▪︎ REACH
EU Commission Presents the Clean Industrial Deal: Simpler Regulations
At the end of February 2025, Commission President Ursula von der Leyen presented the cornerstones of the Clean Industrial Deal (CID) to around 400 business leaders in Antwerp. In particular, it frees small and medium-sized companies from some regulatory overhead, such as excessive reporting requirements. According to the EU plan, an updated version of REACH will be published before the end of this year.
Chemical industry hardly competitive anymore
The chemical industry is particularly affected by bureaucratic burdens and high energy prices. Compared to companies in the USA and China, the industry in Germany is therefore barely competitive. This is all the more important as the chemical sector is the key economy for many other branches of industry. A recent study by Cefic on the competitiveness of the chemical industry shows that in the past two years, more than 11 million tons of production capacity at 21 major sites have been or are to be shut down.
CID as the key to turnaround
With the CID, the EU wants to make Europe a Mecca for green production sites. To this end, it is realigning its industrial and climate policy agenda. The priorities include the affordability of energy, a functioning circular economy and international partnerships.

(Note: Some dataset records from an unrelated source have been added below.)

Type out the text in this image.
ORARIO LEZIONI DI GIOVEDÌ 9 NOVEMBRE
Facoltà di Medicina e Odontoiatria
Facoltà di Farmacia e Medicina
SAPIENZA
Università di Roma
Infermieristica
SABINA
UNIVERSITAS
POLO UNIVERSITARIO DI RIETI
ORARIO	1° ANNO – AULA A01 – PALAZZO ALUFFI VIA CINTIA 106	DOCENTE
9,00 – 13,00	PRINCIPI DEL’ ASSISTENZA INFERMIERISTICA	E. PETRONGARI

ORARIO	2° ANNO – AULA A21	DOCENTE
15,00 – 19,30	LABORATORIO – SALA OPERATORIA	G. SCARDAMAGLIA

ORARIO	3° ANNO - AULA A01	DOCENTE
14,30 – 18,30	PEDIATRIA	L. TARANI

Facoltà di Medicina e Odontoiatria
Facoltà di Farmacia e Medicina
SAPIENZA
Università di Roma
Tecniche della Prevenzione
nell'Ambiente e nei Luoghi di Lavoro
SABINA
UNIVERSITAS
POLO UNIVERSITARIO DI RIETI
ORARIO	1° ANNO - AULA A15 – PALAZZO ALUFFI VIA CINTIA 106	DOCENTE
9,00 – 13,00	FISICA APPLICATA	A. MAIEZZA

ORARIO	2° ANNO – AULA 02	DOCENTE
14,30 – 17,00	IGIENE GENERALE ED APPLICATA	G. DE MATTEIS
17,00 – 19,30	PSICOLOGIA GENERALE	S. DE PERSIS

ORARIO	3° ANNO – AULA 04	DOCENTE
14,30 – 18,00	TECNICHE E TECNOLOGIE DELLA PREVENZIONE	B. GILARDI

Omnibus packages to ease the burden
At the same time, the EU has launched so-called omnibus packages. The term "omnibus" stands for a legislative initiative that aims to introduce changes to various existing regulations at the same time. These regulations are the Corporate Sustainability Reporting Directive (CSRD), the Supply Chain Act (Corporate Sustainability Due Diligence Directive) and the EU Taxonomy. With this initiative, the EU aims to bundle and simplify the reporting obligations of the CSRD, the Supply Chain Act and the EU Taxonomy into a single law.

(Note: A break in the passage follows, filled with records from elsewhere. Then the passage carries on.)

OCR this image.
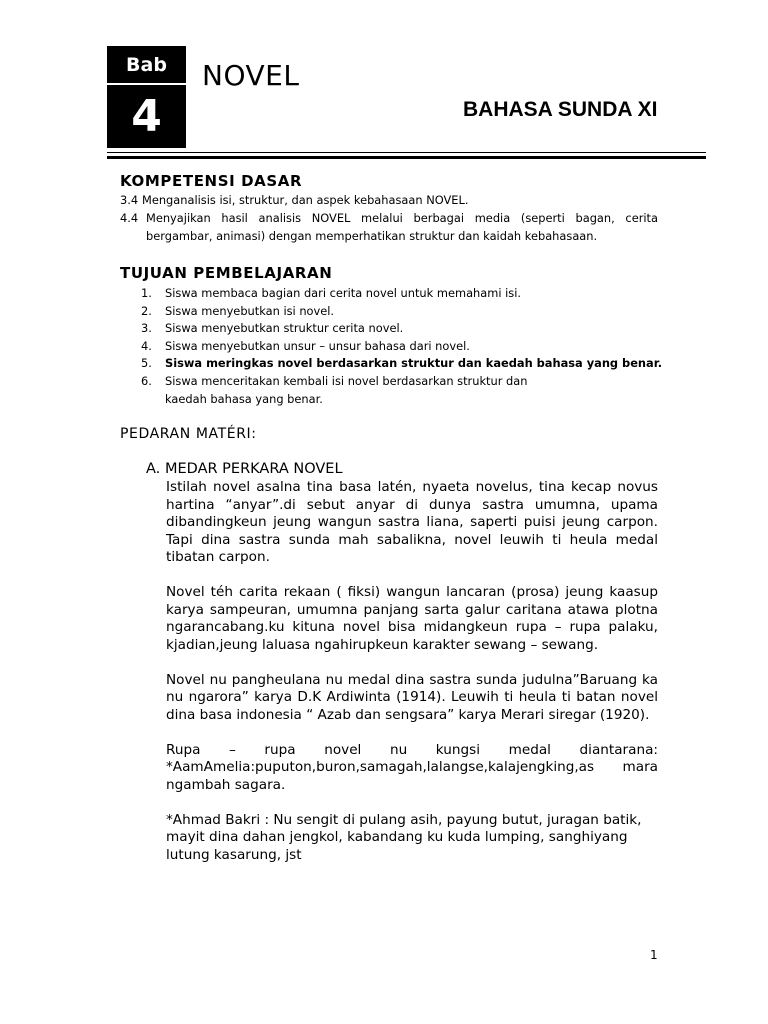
Bab
4
NOVEL
BAHASA SUNDA XI
KOMPETENSI DASAR
3.4 Menganalisis isi, struktur, dan aspek kebahasaan NOVEL.
4.4 Menyajikan hasil analisis NOVEL melalui berbagai media (seperti bagan, cerita
bergambar, animasi) dengan memperhatikan struktur dan kaidah kebahasaan.
TUJUAN PEMBELAJARAN
1.	Siswa membaca bagian dari cerita novel untuk memahami isi.
2.	Siswa menyebutkan isi novel.
3.	Siswa menyebutkan struktur cerita novel.
4.	Siswa menyebutkan unsur – unsur bahasa dari novel.
5.	Siswa meringkas novel berdasarkan struktur dan kaedah bahasa yang benar.
6.	Siswa menceritakan kembali isi novel berdasarkan struktur dan kaedah bahasa yang benar.
PEDARAN MATÉRI:
A. MEDAR PERKARA NOVEL

Istilah novel asalna tina basa latén, nyaeta novelus, tina kecap novus hartina “anyar”.di sebut anyar di dunya sastra umumna, upama dibandingkeun jeung wangun sastra liana, saperti puisi jeung carpon. Tapi dina sastra sunda mah sabalikna, novel leuwih ti heula medal tibatan carpon.

Novel téh carita rekaan ( fiksi) wangun lancaran (prosa) jeung kaasup karya sampeuran, umumna panjang sarta galur caritana atawa plotna ngarancabang.ku kituna novel bisa midangkeun rupa – rupa palaku, kjadian,jeung laluasa ngahirupkeun karakter sewang – sewang.

Novel nu pangheulana nu medal dina sastra sunda judulna”Baruang ka nu ngarora” karya D.K Ardiwinta (1914). Leuwih ti heula ti batan novel dina basa indonesia “ Azab dan sengsara” karya Merari siregar (1920).

Rupa – rupa novel nu kungsi medal diantarana: *AamAmelia:puputon,buron,samagah,lalangse,kalajengking,as mara ngambah sagara.

*Ahmad Bakri : Nu sengit di pulang asih, payung butut, juragan batik, mayit dina dahan jengkol, kabandang ku kuda lumping, sanghiyang lutung kasarung, jst

1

Examples reporting obligation and supply chain
The example of the CSRD shows just how far-reaching the new draft is. According to this, only companies with more than 1,000 employees and a net annual turnover of at least 50 million euros will be required to report. Conversely, this means that The reporting obligation would no longer apply to around 80 percent of companies.
The changes to the Supply Chain Act are similarly striking. While the previous draft provided for due diligence for the entire supply chain, the current draft proposal would only apply to direct business partners, so-called Tier 1 suppliers.
What happens now?
The EU has currently put the omnibus draft out for public consultation. Comments on the draft proposals can be submitted until March 26, 2025. According to the EU, the final regulation should be available in the second quarter of 2025. The Commission has asked for the legislative initiative to be treated as a priority.